Ensembl API on Windows

Following on from previous installation guides, here we walk the seldom-trodden path to a Windows development environment for Ensembl. Linux and Mac OS users are well served by our Installation and Mac guides, so…

How do I install the Ensembl API on Windows?

Caveat: These methods have been tested on Windows 7 64-bit Home Premium

Method 1, “The easiest way” – Use the Ensembl VM

Ensembl builds a complete downloadable Virtual Machine image that provides everything you need to access Ensembl data. For this you need to install VirtualBox, following our guide. If you really struggle with Linux, you may find the virtual machine hard to use, but take a look at the next section before you give up.

ensembl_desktop

Method 2, “The native way” – Install many dependencies

By default, Windows lacks many of the development tools required to use the Ensembl API. It will take some time to get up and running.

Do What I Mean Perl

This bundle contains a full selection of libraries necessary for modern Perl development. There are other Perl distributions if you prefer, but this one is the most all-inclusive.

An editor

DWIMperl above comes with Padre, a pure Perl editor, but many prefer to write code in other software, such as:

An Archive/zip file extractor

Code and data are often shipped in compressed archive formats. You will want something to manage them, e.g. 7-Zip or the gzip and tar tools brought along with Cygwin.

Git (optional)

Ensembl is changing from CVS to Git and migrating to Github to host our development. After release 75, the use of any version of Ensembl besides the most recent release will probably want to use Git to retrieve the API.

Additional Perl libraries

DWIMperl has installed the excellent tool cpan-minus, which will assist you in installing the Perl libraries needed either by Ensembl, or your own scripts. If Perl declares a library is missing at any stage, cpanm can be used to install it without fuss.

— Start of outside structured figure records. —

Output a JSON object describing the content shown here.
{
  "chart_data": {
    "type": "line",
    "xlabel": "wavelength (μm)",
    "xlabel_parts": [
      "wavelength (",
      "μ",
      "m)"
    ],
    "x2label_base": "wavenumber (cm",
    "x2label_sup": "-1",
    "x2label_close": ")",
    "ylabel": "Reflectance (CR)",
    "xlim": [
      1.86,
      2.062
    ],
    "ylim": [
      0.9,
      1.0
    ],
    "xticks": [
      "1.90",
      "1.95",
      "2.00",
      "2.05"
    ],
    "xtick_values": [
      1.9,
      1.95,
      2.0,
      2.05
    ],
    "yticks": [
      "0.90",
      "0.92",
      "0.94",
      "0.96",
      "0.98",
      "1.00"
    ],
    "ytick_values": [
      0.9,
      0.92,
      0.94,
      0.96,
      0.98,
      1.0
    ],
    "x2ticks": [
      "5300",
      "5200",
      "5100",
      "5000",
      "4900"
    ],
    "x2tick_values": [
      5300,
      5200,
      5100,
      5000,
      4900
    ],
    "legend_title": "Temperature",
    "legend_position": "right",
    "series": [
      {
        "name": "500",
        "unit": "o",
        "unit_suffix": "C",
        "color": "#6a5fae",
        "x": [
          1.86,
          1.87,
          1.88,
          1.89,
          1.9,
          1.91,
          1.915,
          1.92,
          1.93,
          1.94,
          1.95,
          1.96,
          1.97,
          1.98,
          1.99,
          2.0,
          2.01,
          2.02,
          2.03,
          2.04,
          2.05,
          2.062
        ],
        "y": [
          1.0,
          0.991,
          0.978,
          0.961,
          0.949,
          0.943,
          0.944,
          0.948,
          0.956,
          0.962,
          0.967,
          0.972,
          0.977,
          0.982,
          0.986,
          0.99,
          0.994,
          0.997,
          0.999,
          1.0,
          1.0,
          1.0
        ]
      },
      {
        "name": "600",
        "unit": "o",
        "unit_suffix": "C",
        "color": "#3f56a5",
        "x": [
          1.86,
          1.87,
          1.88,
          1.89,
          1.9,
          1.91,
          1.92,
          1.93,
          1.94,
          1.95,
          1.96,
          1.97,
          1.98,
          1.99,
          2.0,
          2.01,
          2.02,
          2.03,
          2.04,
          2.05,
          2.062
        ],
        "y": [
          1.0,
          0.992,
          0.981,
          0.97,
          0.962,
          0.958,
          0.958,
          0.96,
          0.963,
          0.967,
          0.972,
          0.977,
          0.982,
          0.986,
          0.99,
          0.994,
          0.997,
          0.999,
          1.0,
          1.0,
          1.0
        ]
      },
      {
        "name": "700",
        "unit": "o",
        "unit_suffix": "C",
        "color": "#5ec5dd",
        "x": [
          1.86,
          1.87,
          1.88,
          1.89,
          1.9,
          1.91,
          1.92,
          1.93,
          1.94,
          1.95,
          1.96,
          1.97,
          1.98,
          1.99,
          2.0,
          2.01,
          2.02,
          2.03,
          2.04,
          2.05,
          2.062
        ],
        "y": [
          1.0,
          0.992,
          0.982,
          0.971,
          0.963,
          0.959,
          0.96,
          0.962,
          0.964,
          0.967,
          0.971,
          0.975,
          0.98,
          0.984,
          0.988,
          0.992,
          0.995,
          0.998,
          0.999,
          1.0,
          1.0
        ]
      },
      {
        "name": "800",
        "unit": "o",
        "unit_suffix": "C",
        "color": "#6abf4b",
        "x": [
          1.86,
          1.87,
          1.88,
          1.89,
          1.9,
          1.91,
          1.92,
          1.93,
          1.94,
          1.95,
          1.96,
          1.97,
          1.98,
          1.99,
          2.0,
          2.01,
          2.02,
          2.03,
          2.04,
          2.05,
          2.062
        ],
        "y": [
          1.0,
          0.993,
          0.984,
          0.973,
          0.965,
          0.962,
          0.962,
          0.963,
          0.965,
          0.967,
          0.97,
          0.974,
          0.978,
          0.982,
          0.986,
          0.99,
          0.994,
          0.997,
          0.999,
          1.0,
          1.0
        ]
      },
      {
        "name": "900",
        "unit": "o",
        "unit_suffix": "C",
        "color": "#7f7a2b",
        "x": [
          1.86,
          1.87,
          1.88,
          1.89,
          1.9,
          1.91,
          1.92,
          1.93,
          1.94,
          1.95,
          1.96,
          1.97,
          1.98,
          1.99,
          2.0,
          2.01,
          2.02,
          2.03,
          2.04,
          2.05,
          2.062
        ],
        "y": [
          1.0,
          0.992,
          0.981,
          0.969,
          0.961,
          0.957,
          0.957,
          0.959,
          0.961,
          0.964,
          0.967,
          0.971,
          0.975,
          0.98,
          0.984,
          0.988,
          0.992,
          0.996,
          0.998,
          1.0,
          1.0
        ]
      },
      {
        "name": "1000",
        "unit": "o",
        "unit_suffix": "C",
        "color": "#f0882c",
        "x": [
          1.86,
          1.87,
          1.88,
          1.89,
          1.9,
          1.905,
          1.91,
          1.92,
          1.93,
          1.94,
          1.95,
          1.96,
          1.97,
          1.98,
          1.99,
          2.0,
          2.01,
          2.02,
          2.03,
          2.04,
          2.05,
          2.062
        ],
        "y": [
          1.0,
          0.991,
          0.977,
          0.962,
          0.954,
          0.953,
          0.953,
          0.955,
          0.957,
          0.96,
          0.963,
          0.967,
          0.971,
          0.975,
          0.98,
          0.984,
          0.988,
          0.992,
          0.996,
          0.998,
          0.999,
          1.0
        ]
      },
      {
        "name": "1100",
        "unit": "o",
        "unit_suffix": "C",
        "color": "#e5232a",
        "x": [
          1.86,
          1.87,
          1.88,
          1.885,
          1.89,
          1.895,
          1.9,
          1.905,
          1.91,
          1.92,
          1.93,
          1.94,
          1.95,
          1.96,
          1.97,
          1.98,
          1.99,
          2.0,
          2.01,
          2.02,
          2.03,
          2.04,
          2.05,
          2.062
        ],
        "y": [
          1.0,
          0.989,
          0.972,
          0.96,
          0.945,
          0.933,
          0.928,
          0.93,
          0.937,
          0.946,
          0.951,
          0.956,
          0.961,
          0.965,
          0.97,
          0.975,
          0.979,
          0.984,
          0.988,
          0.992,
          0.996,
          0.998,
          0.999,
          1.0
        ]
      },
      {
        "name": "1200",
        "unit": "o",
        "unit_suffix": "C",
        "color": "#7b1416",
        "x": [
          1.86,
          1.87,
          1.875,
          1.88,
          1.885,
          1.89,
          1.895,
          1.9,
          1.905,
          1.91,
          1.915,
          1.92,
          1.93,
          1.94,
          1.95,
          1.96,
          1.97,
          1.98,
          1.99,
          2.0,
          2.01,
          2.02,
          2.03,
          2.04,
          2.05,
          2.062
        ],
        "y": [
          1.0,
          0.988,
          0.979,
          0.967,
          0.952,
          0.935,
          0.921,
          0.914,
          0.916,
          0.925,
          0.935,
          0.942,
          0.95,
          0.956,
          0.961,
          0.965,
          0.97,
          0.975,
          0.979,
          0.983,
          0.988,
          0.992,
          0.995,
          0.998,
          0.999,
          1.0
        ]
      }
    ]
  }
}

BioPerl is required for Ensembl, but sadly the CPAN release is not Windows compatible. Therefore it will have to be downloaded manually. Once downloaded it can be unpacked to a directory (for example c:\Users\Me\src) and used.

Ensembl Source

The API itself can be downloaded from our FTP server or retrieved via GitHub. Unpack or git clone into a handy source directory alongside BioPerl.

Set up the environment

Perl needs to know where to find BioPerl and Ensembl. There are CPAN modules to help you manage this, but you can also do it directly in Windows.

Windows system-wide settings can be found in the Control Panel, see the screenshot below. Add the following to your User environment variables, making sure to include the whole path to your downloaded copies of BioPerl and Ensembl API.

PERL5LIB = src\bioperl-1.2.3;
src\ensembl\modules;
src\ensembl-compara\modules;
src\ensembl-variation\modules;
src\ensembl-funcgen\modules

settings

Getting stuff done

You can now launch Perl from within an editor, or through the command shell (windows-r command). A lesser known tool is PowerShell, (windows-r powershell) which is a little more potent than the standard command shell. Both support auto-complete on the tab key in any event.

Change directory to src\ensembl\misc-scripts and test the installation with perl ping_ensembl.pl
It will tell you if you have misconfigured any major components and establish contact with Ensembl databases.

You are now free to work with the Ensembl API as you wish. Good luck with your work!

Appendix: Working with Cygwin

Many developers on the Windows platform use Cygwin to add Unix-like capabilities to Windows. This includes tar, gzip, and an entire Perl installation, not to mention many more. You are free to achieve the same installation as outlined above using Cygwin to manage most of the components required, but will need to manually install many more dependencies. You might still be better off using DWIMperl above to get Perl support along with Cygwin tools.